Orang Aceh yang dapat diperalat Belanda; dalam bahasa Aceh dinamakan “Loh” (mata-mata). Tugas Loh antara lain menciptakan perpecahan di kalangan pasukan perlawanan pihak Aceh, menyelidiki tempat-tempat persembunyian, membujuk laskar Aceh agar menghentikan perlawanan dan lain-lain. Cukup banyak gerilyawan Aceh yang gugur syahid akibat ulah musuh dalam selimut (Loh) itu. Serangan Belanda yang tiba-tiba terhadap tempat persembunyian, mengakibatkan timbul “trauma psikologis” bagi manusia Aceh yang selamat dari sergapan. Gerilyawan atau “Muslimin Aceh” yang tetap melanjutkan perlawanan terhadap Belanda, terpaksa perlu bersikap lebih hati-hati, curiga serta waswas kepada setiap orang yang belum diketahui benar isi hatinya. Siasat demikian bertujuan untuk mencegah terulangnya sergapan mendadak oleh serdadu Belanda. Sikap curiga dan waswas yang harus dihayati sehari-hari selama puluhan tahun, akhirnya membentuk watak manusia Aceh zaman itu bersifat waswas dan curiga seumur hidupnya.

Mungkin dari “trauma” rasa was­was dan curiga masa perang melawan Belanda itulah yang menelorkan Hadih Maja (pepatah Aceh): “Bu bu bit – ie ie bit – ma ma droe – laen gob bandum!” (air, air sumur – nasi pun nasi biasa – ibu, ibu sendiri selain itu “orang asing” semua). Atau pepatah lain: Meukon ie leuhop – meukon droe gob! (Kalau bukan air tentu lumpur jika bukan diri sendiri tentulah orang lain). Kata bersayap bahasa Aceh tersebut mengandung makna, bahwa setiap orang mesti selalu waspada terhadap orang lain dalam kehidupan bermasyarakat. Sebab, kecuali ibu sendiri, siapapun manusia yang lain termasuklah “saingan kita”, kata pepatah di atas. Hadih Maja itu masih sering diucapkan orang dalarn kehidupan sehari-hari di Aceh, bagaikan “pedoman hidup”!.

Waspada

Rasa curiga dan waspada juga tersirat dalam ungkapan : “Pakat nyoe pakat jeh, teuma nyang theun rueng/dra konna kamoe (Anda ajak kami begini-begitu, nanti yang menanggung resiko kok hanya kami!). Kata mutiara di atas biasanya diucapkan orang-orang yang sudah berkali-kali menderita; akibat cepat menerima bujukan orang lain; tanpa lebih dulu diselidikinya. Yang paling menyakitkan hati, malah si pembujuk itu melepaskan tanggung jawabnya; di saat perkara yang dipropagandakan itu telah menimbulkan persoalan “serius” di belakang hari.

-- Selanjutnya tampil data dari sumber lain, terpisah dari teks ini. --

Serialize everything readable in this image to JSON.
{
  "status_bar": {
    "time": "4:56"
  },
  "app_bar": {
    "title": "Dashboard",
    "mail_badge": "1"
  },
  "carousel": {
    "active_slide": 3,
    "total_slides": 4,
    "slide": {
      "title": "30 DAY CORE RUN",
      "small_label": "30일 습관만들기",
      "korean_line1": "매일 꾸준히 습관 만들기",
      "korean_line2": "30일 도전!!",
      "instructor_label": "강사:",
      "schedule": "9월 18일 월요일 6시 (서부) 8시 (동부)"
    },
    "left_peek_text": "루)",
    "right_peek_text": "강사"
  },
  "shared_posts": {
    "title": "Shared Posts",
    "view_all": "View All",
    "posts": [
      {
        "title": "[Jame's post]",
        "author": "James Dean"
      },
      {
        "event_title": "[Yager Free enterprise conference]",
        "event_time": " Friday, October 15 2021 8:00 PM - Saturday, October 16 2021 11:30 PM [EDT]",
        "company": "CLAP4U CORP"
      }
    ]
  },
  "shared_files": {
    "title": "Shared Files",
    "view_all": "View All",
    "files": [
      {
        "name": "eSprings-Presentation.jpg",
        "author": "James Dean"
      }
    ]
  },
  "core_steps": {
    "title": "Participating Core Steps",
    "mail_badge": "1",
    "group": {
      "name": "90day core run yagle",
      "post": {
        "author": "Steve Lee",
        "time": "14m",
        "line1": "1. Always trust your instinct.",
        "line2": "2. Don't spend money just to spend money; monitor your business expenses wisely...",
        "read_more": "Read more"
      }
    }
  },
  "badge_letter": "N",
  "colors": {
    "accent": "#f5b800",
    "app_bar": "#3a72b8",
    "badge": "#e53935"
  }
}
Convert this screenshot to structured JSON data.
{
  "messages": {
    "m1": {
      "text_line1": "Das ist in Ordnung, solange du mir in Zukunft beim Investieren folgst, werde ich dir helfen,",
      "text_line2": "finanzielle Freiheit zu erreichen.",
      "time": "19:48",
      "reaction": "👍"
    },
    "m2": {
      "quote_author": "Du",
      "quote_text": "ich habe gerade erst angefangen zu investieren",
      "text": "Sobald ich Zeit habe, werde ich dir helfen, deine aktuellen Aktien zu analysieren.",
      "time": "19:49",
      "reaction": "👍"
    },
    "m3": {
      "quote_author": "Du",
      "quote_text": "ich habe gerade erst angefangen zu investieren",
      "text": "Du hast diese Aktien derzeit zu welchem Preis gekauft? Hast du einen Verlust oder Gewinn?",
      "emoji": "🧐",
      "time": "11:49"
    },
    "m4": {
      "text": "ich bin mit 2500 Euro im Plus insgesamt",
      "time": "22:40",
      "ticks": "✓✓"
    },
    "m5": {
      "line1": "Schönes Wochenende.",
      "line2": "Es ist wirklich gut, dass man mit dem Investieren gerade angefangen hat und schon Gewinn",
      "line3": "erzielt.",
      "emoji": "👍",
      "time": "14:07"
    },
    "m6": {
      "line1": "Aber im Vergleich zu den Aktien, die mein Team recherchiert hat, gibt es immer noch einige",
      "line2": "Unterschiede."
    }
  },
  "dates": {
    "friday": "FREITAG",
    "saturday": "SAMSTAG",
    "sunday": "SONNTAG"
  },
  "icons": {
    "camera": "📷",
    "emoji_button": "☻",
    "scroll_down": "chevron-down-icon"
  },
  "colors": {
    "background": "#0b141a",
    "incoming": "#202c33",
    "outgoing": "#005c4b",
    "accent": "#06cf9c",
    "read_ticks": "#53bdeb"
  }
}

Pandangan hidup demikian, kadang-kadang melahirkan sikap pasif sebagian manusia Aceh terhadap “anjuran atau himbauan” tertentu dalam bentuk apapun yang dipelopori oleh orang lain. Katanya: “Peue pasai leumo bloh paya guda cot iku!” (Apa pasal lembu menyeberang rawa, kuda yang mengangkat ekornya).

Maksudnya; tak bermanfaat kita mencampuri urusan orang lain, “Jangan-jangan nanti membahayakan diri sendiri!”.

Lebih moderat

Sikap waspada dan curiga seperti itu, menurut pengamatan penulis adalah lebih tebal menjiwai pribadi orang Aceh yang sempat hidup di zaman penjajahan Belanda, dibandingkan generasi Aceh yang lahir setelah Proklamasi Kemerdekaan R.I 17 Agustus 1945. Angkatan zaman merdeka, nampaknya sudah berpola pikir lebih moderat daripada generasi sebelum merdeka. Rupanya, trauma kepahitan masa lalu (trauma sejarah); sangat membekas dalam jiwa serta pada sikap hidup manusia!” Maka waspada dan berhati-hatilah!.

Pengalaman pahit puluhan tahun akibat perang Belanda, telah membentuk watak manusia Aceh masa itu dengan dua sifat yang nilainya berbeda. Akibat digembleng masa-masa perlawanan yang penuh tantangan baik fisik maupun mental, semakin memperkuat jiwa patriotisme-heroisme yang sejak sebelumnya memang dimiliki orang Aceh. Perang yang berlarut-larut mulai perang frontal/total, perang gerilyawan dan juga perang “urat saraf”, telah membentuk kepribadian manusia Aceh saat ini yang pantang menyerah dan pantang dikhianati.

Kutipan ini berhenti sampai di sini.